Pour traiter les malades du coronavirus Covid-19, les autorités sanitaires chinoises recommandent désormais l'usage de la chloroquine.

Didier Raoult, interviewé par Patrick Roger sur Sud Radio, à 8h10, dans "C'est à la une".

Un médicament contre le coronavirus aurait-il été trouvé ? Pour en parler, Didier Raoult, directeur de l’Institut Méditerranée infection à Marseille, a été l'invité de Patrick Roger le 27 février 2020 dans l’émission "C’est à la une" sur Sud Radio, à retrouver du lundi au vendredi à 8h10.

 

"Personne dans le monde ne connaît l’usage de la chloroquine pour des maladies infectieuses"

"Nous avons une déclaration officielle du gouvernement chinois qui dit : en Chine, il faut traiter les malades du coronavirus avec la chloroquine. Ils ont une opinion sur un médicament qu’ils ne connaissent probablement pas très bien. Tout cela n’est pas raisonnable.

Personne dans le monde ne connaît l’usage de la chloroquine pour des maladies infectieuses parce que ce médicament a été utilisé pour des maladies bactériennes.

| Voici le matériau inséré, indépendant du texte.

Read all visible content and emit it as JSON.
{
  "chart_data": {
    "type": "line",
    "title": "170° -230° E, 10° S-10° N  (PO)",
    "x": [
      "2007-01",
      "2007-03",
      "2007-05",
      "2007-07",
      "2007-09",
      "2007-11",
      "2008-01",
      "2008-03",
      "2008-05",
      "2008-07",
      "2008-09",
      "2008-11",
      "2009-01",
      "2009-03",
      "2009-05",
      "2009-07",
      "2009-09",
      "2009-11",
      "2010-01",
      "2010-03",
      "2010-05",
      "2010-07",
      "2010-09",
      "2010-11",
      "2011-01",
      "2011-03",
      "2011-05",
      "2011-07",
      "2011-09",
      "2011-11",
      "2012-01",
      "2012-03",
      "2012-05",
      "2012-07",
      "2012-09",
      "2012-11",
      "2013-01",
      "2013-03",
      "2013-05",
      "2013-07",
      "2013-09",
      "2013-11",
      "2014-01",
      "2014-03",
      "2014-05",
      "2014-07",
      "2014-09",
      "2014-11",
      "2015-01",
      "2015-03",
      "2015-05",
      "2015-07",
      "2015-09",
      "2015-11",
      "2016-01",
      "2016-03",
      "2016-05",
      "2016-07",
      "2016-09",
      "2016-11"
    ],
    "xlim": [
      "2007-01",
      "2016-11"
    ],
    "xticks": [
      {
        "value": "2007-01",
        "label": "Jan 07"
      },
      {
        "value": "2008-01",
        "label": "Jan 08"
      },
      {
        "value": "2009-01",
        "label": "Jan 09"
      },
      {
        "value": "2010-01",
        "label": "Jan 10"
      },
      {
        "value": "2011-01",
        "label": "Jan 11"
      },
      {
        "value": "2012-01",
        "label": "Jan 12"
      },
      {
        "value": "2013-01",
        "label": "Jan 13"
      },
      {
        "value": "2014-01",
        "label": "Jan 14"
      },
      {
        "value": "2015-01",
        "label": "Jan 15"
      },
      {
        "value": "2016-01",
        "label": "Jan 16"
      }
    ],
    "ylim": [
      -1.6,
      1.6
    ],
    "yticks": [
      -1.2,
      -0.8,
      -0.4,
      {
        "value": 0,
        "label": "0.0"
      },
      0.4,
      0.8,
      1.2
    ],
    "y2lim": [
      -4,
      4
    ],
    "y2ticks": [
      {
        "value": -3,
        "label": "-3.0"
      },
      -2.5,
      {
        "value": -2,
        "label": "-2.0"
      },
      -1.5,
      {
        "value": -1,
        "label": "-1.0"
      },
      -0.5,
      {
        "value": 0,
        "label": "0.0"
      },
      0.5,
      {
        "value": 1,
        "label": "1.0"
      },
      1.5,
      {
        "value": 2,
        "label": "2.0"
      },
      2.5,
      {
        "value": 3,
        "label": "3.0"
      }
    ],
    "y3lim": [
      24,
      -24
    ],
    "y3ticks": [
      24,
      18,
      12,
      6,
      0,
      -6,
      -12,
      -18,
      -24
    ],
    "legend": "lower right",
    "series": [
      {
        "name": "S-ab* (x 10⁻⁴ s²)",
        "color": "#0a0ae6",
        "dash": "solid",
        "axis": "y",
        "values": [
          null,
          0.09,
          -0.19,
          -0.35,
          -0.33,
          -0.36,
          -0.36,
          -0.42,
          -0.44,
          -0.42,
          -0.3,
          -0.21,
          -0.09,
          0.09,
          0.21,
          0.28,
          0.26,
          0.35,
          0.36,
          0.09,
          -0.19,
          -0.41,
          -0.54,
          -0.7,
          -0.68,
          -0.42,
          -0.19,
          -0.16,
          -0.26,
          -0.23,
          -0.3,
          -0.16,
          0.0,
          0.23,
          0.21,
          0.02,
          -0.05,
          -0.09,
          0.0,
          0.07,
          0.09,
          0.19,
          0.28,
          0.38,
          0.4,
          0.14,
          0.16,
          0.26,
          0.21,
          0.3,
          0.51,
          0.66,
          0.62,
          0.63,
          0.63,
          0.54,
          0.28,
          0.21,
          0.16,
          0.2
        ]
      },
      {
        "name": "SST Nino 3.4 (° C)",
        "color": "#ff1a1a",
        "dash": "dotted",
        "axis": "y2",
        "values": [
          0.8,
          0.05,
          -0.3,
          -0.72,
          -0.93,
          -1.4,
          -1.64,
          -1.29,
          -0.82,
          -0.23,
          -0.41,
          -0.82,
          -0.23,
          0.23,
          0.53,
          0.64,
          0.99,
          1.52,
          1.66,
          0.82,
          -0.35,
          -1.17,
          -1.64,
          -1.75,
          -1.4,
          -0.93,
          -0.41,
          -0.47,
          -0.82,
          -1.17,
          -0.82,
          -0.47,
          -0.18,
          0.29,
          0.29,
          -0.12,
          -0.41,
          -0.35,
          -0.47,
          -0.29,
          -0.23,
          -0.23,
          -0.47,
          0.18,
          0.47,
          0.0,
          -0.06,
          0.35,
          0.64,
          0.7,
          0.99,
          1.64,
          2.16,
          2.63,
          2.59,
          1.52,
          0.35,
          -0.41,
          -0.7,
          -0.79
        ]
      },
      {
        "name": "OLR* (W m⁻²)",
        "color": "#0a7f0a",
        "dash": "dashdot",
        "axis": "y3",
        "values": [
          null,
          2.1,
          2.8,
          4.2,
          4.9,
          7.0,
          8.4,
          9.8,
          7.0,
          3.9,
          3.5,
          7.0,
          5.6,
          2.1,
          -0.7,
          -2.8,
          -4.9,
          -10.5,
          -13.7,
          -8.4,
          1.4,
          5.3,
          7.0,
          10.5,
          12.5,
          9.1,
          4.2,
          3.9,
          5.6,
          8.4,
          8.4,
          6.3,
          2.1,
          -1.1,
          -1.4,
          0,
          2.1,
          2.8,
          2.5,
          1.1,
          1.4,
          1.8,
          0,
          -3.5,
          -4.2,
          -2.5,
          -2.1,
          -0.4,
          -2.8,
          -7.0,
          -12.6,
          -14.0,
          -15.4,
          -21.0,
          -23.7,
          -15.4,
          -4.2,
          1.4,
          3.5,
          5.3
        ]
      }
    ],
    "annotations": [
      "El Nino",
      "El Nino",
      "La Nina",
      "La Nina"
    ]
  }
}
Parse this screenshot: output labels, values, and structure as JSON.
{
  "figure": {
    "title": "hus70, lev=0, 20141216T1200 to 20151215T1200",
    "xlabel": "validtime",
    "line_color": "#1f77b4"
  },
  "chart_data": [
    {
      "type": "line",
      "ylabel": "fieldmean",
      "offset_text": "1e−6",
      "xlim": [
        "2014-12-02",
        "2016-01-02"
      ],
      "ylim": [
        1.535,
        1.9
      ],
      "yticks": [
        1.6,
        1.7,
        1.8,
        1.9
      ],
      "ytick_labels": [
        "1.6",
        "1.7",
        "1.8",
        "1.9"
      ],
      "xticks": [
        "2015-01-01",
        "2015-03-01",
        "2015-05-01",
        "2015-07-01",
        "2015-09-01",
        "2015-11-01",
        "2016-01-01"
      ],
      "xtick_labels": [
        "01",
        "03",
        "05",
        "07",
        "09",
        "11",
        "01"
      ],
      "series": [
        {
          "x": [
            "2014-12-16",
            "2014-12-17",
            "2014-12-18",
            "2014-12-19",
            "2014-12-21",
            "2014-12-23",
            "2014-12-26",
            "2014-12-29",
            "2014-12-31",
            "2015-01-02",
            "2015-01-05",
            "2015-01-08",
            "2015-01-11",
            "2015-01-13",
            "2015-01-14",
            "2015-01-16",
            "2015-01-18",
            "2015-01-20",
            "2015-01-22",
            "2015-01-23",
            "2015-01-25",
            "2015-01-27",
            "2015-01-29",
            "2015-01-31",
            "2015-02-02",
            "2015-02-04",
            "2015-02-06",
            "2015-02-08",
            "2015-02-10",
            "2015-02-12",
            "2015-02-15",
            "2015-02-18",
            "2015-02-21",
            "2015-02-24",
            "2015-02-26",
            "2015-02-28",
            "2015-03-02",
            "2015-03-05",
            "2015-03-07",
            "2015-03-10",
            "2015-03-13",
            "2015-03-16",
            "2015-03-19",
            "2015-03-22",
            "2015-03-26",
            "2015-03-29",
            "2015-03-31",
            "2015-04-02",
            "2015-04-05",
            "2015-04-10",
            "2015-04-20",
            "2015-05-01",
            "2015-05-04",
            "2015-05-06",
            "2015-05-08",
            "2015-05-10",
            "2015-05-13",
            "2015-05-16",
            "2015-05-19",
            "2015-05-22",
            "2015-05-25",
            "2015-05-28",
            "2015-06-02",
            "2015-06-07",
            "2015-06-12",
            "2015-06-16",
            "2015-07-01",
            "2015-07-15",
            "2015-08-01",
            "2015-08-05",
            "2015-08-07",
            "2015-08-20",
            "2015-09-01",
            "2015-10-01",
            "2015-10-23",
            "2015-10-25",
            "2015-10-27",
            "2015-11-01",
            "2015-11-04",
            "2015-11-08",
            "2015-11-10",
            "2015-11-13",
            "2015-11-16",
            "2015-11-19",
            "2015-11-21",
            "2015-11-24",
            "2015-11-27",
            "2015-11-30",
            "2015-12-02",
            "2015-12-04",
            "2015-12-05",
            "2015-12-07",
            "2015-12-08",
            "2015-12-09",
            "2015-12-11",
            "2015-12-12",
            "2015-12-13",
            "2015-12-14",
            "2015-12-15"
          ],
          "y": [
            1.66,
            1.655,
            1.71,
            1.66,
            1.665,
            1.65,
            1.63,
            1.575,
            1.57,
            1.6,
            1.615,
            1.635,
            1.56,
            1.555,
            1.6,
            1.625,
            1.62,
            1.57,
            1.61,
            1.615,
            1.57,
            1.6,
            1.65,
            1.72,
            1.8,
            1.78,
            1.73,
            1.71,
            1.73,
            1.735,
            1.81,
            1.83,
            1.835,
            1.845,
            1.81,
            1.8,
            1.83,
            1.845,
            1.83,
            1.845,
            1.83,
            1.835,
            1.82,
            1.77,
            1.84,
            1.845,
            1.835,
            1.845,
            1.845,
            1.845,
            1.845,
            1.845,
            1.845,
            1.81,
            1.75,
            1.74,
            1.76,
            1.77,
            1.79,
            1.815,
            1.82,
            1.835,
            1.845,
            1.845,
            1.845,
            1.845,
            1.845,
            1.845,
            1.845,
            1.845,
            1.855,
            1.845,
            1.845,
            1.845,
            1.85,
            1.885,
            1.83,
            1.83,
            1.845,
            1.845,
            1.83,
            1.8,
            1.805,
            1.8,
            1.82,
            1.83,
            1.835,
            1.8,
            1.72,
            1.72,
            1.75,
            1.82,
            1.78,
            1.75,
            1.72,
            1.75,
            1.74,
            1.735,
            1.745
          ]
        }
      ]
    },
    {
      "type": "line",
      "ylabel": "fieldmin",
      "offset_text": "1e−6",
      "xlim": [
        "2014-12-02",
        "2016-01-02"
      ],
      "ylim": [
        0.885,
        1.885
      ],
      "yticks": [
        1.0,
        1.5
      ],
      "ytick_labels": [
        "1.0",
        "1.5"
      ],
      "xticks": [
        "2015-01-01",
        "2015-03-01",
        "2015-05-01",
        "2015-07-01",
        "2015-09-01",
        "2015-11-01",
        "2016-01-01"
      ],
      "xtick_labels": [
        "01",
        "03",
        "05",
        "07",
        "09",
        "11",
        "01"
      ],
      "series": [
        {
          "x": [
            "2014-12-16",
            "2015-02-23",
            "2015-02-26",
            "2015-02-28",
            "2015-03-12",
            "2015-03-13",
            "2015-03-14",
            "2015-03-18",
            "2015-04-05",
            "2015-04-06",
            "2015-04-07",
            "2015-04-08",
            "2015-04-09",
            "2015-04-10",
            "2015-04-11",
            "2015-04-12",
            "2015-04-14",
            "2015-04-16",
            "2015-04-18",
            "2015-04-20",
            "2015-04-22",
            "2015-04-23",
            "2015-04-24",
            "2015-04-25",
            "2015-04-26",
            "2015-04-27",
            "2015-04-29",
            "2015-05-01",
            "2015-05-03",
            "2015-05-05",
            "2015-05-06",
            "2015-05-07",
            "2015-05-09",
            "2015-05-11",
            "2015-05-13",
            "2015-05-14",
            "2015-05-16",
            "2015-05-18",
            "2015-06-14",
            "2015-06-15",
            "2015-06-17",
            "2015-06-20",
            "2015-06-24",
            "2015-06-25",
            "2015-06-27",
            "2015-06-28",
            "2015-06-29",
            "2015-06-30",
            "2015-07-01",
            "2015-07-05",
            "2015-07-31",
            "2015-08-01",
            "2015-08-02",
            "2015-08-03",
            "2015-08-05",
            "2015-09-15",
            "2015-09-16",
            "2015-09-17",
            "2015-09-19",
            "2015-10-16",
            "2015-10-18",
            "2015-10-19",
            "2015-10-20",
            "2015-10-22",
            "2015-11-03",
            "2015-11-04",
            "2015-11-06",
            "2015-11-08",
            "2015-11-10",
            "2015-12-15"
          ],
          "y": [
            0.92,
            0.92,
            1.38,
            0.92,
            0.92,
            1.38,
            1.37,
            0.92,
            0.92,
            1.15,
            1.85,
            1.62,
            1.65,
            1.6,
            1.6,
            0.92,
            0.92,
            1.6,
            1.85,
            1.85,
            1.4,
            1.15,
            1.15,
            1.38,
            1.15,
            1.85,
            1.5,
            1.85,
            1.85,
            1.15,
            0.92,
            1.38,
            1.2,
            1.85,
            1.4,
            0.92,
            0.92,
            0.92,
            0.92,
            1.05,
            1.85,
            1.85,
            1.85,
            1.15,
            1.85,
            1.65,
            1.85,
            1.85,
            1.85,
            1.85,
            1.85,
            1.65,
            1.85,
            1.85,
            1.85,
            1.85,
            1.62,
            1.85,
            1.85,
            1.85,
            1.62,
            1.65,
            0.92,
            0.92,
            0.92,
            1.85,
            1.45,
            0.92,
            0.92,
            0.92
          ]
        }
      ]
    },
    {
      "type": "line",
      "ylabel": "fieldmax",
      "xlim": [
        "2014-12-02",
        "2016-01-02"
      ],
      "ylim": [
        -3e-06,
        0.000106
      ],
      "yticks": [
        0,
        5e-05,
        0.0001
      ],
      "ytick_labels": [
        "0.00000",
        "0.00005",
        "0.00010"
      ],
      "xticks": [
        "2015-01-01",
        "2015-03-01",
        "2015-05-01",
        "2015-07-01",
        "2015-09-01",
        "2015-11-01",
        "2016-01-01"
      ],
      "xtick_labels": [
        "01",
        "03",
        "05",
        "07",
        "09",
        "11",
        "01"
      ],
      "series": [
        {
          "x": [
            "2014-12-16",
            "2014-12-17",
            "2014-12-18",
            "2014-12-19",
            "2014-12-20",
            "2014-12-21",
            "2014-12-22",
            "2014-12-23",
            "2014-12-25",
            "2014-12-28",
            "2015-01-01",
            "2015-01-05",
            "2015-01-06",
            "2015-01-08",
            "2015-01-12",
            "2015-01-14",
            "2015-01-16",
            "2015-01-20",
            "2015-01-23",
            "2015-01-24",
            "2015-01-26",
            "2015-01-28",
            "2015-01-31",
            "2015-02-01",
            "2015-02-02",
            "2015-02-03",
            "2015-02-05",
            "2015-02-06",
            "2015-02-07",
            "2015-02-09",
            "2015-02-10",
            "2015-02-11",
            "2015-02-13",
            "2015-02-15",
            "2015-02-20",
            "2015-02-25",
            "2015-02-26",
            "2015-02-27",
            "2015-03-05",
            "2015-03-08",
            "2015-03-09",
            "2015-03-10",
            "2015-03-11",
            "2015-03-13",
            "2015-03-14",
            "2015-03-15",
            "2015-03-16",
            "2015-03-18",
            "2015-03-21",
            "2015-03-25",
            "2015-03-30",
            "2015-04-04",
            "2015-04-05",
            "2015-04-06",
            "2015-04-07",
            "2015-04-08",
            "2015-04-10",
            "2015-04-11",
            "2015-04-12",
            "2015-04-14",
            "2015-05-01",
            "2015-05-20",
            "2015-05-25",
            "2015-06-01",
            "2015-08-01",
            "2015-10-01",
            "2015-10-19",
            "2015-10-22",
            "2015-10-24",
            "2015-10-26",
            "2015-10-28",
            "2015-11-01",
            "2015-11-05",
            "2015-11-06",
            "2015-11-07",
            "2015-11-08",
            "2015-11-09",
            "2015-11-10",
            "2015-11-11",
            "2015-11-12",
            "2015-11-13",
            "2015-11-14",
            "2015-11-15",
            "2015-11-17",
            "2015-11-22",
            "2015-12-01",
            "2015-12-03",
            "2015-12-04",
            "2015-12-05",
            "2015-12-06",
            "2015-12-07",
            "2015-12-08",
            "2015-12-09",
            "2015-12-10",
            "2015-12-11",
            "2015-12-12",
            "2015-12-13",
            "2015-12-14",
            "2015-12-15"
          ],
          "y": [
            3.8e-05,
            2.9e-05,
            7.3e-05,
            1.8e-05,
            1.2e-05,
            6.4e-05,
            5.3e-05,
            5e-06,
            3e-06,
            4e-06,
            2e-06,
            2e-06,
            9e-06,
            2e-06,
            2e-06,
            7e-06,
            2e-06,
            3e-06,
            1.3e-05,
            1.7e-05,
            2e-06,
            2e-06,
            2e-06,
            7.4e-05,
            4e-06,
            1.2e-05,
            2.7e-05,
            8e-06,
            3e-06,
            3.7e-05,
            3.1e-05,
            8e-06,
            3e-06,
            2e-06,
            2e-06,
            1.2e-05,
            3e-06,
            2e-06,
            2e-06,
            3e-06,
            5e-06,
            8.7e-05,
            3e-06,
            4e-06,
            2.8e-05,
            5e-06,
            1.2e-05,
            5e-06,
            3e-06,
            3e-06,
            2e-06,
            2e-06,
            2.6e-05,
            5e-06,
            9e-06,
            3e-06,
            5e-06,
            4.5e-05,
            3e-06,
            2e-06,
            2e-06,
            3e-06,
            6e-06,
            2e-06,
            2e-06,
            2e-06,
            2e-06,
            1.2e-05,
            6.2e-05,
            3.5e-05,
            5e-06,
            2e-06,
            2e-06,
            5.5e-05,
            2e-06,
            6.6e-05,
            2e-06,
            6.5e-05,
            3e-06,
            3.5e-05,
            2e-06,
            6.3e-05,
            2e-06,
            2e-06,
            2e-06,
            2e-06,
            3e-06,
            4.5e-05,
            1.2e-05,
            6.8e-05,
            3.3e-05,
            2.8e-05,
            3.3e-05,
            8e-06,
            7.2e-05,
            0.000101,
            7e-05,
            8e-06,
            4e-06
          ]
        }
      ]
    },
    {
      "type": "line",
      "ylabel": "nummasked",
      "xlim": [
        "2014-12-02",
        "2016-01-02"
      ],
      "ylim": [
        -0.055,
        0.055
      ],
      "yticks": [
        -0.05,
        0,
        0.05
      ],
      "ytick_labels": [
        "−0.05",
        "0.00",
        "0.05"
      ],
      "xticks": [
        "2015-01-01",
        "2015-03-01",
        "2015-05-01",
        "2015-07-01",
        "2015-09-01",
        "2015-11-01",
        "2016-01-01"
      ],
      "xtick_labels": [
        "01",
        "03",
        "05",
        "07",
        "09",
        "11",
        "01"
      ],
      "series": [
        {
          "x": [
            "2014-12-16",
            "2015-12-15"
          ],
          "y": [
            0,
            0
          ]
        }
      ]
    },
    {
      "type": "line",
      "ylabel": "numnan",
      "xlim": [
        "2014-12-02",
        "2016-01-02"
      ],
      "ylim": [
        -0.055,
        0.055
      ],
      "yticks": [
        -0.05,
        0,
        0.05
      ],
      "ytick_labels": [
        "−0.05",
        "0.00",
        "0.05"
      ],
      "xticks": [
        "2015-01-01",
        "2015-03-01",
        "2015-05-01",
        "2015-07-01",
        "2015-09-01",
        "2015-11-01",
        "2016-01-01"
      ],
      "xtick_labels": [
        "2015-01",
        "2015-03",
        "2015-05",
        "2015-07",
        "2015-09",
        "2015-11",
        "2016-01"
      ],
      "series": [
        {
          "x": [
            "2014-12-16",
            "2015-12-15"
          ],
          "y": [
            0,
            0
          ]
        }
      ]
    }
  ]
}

Les microbes qui vivent dans les cellules, que ce soit des bactéries ou des virus, sont soumis à des acidifications pour pouvoir soit se détacher, soit se multiplier. Et la chloroquine change cette acidification", a déclaré Didier Raoult.

Chloroquine : une discussion avec le ministère de la Santé est en cours

"C’est le quatrième virus qui circule qui a été évalué in vitro avec la chloroquine. Vingt études comparatives sont en cours en Chine en ce moment. Ils ont évalué une molécule en laboratoire, ont évalué cette molécule par vingt études en cours, et donnent des recommandations internationales… franchement, je ne vois pas pourquoi je ne les écouterais pas. En France on donne n’importe quel antiviral, sans qu’il y ait la moindre justification ou la moindre étude, et les gens ne se posent pas de questions. On est en train de discuter avec le ministère pour mettre au point un protocole.

Dans les médias, c’est comme dans les bistrots : les gens ont une opinion sur tout. Vous savez, les plateaux de télévision ont remplacé les bars. Ça ne m’ennuie pas que les gens aient une opinion là-dessus", a poursuivi Didier Raoult.